California is facing its worst fiscal crisis in decades, and a 3-judge federal panel just declared that it must reduce the prison population by nearly 50,000 people in order to provide constitutionally adequate medical care. But even with California’s prisons bursting at the seams, prison costs soaring past $10 billion dollars per year, and state coffers completely empty, most California legislators have their heads in the sand or their eyes on the next political prize.
First, state legislators put off until late August a vote on how to cut $1.2 billion dollars in corrections funding to address the state’s deficit. Then a prison clean-up bill proposed by the Governor to achieve some of the required $1.2 billion in prison cuts fell victim to political cowardice. The State Senate approved a bill that would cut $524 million, but that bill was gutted in the Assembly. To blame are Assembly Republicans and Democrats alike, who are looking toward the 2010 election for Attorney General and other legislative seats. The final bill, approved by the Senate late Friday, now provides only $325 million in savings — about one-fourth of the $1.2 billion needed in cuts to California’s national disgrace of a prison system.
This leaves a $700 – $900 million shortfall that will land on the backs of everyday Californians –making even deeper cuts to education and health care likely– unless the Governor acts.
California is facing financial ruin. Its schools have been forced to make devastating cuts that could put a whole generation of children at a competitive disadvantage — and at higher risk of turning to crime. The people who will be punished by the Legislature’s failure to act are the people most in need: the children and the poor, who depend on the state’s safety net. By refusing sensible reforms to save money in our corrections system, more children may lose their health care, more teachers may be laid off, and more health and safety programs may be cut.
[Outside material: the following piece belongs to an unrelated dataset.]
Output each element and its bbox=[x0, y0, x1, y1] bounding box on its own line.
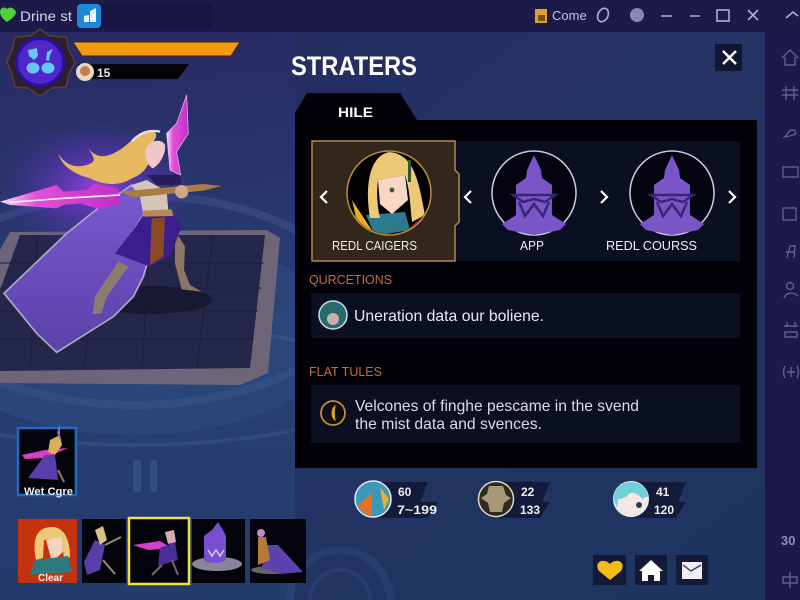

Comprehensively addressing the corrections’ catastrophe is a necessary step toward stopping this downward spiral and beginning California’s economic recovery.
The Governor has blasted lawmakers as being “more worried about safe seats, than safe streets.” But now that the Legislature dropped the ball, it has landed in his court. The Governor still has the power to make smart cuts to the CDCR budget on his own, and the authority to implement the federal court decision to address the overcrowding crisis. The Governor must now assume responsibility for getting to $1.2 billion in prison cuts – as he promised to do. The governor should use his authority to make changes
The Governor should let the federal court ruling stand, and stand up as the advocate of the sensible criminal justice reform California so desperately needs.